Ttest_indResult(statistic=-3.6564080478875276, pvalue=0.00034088493594266187)

In [18]:
# We also can use ANOVA test
stats.f_oneway(male_consumption, female_consumption)

F_onewayResult(statistic=13.94330754080599, pvalue=0.0002462546120354903)

As the p-value is less than 0.05, we reject H0. Thus, we conclude that there was a difference between male and female bandwidth consumption in the first month after the upgrade.

## Question 4:

Is there any relationship between the region and customer segment?

In this case, we will use Chi-Square Test.

https://docs.scipy.org/doc/scipy/reference/generated/scipy.stats.chi2_contingency.html

We use the chi-square test of independence of variables in a contingency table. The function calculates the chi-square statistic and the p-value for testing the independence hypothesis of the observed frequencies in the contingency table.

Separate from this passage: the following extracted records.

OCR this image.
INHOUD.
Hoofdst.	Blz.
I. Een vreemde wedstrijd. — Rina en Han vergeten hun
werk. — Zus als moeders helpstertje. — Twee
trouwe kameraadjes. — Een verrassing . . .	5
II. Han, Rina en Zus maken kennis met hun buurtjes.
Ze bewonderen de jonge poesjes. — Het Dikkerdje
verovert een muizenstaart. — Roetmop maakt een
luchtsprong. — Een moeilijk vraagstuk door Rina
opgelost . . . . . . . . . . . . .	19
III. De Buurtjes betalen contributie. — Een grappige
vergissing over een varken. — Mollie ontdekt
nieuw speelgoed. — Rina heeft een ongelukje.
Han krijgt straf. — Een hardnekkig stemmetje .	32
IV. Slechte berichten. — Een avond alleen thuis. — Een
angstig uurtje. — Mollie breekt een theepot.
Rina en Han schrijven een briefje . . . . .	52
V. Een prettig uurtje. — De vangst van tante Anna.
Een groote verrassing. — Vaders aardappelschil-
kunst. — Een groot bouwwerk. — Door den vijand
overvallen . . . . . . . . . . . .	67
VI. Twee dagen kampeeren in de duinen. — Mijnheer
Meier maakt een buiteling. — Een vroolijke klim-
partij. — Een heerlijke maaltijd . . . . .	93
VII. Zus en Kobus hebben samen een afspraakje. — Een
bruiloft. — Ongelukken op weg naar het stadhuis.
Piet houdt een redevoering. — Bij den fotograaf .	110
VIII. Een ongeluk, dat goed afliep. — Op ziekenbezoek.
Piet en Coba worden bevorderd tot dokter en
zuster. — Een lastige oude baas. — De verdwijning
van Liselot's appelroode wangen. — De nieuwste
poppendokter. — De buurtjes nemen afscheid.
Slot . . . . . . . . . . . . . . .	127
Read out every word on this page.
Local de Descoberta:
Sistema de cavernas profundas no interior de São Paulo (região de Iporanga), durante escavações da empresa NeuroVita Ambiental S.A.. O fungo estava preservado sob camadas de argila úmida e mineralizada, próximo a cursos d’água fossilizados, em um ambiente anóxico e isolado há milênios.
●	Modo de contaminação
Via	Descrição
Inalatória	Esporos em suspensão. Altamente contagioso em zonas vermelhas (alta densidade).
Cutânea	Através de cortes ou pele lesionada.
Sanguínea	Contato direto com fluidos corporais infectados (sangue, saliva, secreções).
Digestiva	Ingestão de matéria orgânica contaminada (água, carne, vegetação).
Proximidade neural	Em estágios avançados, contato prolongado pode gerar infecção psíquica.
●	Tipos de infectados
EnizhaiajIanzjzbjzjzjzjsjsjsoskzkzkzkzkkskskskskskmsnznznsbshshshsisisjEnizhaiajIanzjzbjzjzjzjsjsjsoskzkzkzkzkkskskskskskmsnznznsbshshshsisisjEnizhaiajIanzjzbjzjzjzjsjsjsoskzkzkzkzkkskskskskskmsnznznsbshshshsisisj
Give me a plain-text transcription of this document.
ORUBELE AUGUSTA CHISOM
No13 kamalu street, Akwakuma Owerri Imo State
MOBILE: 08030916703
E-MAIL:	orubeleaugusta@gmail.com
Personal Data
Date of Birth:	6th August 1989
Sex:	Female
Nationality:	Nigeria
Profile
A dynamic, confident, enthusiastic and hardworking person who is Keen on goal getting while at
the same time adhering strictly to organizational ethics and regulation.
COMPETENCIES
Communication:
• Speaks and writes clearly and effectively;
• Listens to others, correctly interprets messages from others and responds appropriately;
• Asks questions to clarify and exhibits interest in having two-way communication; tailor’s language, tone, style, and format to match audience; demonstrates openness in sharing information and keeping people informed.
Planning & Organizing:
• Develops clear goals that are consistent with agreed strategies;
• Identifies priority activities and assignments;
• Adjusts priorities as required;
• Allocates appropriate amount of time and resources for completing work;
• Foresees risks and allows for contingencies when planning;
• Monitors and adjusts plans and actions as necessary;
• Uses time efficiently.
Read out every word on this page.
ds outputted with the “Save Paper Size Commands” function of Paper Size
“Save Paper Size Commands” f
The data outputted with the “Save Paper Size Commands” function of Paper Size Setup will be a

Expected frequencies are calculated based on marginal sums under the assumption of independence.

Assumptions:

- H0: There is no relationship between region and segment.
- H1: There is a relationship between region and segment.

If the p-value is less than 0.05, we reject H0. Otherwise, we fail to reject H0.

In [19]:
df.head()

Unnamed: 0,client_id,gender,service_channel,region,marital_status,segment,average_monthly_consumption_before_upgrade,average_consumption_month_before_the_upgrade,average_consumption_first_month_after_upgrade,average_consumption_second_month_after_upgrade
0,70,0,4,1,1,1,57,49.2,52,57.2
1,121,1,4,2,1,3,68,63.6,59,64.9
2,86,0,4,3,1,1,44,64.8,33,36.3
3,141,0,4,3,1,3,63,56.4,44,48.4
4,172,0,4,2,1,2,47,68.4,52,57.2


In [20]:
# Contingence table
cont_table = pd.crosstab(df.segment, df.region, margins = True)
cont_table

region,1,2,3,All
segment,Unnamed: 1_level_1,Unnamed: 2_level_1,Unnamed: 3_level_1,Unnamed: 4_level_1
1,16,20,9,45
2,19,44,42,105
3,12,31,7,50
All,47,95,58,200


In [21]:
# Chi-Square Test execution
chi2, p, dof, ex = stats.chi2_contingency(observed = cont_table)

In [22]:
# p-value
p

0.055282939487992365

Based on a p-value greater than 0.05, we fail to reject H0, and we can say there is no relationship between the categorical variables region and segment.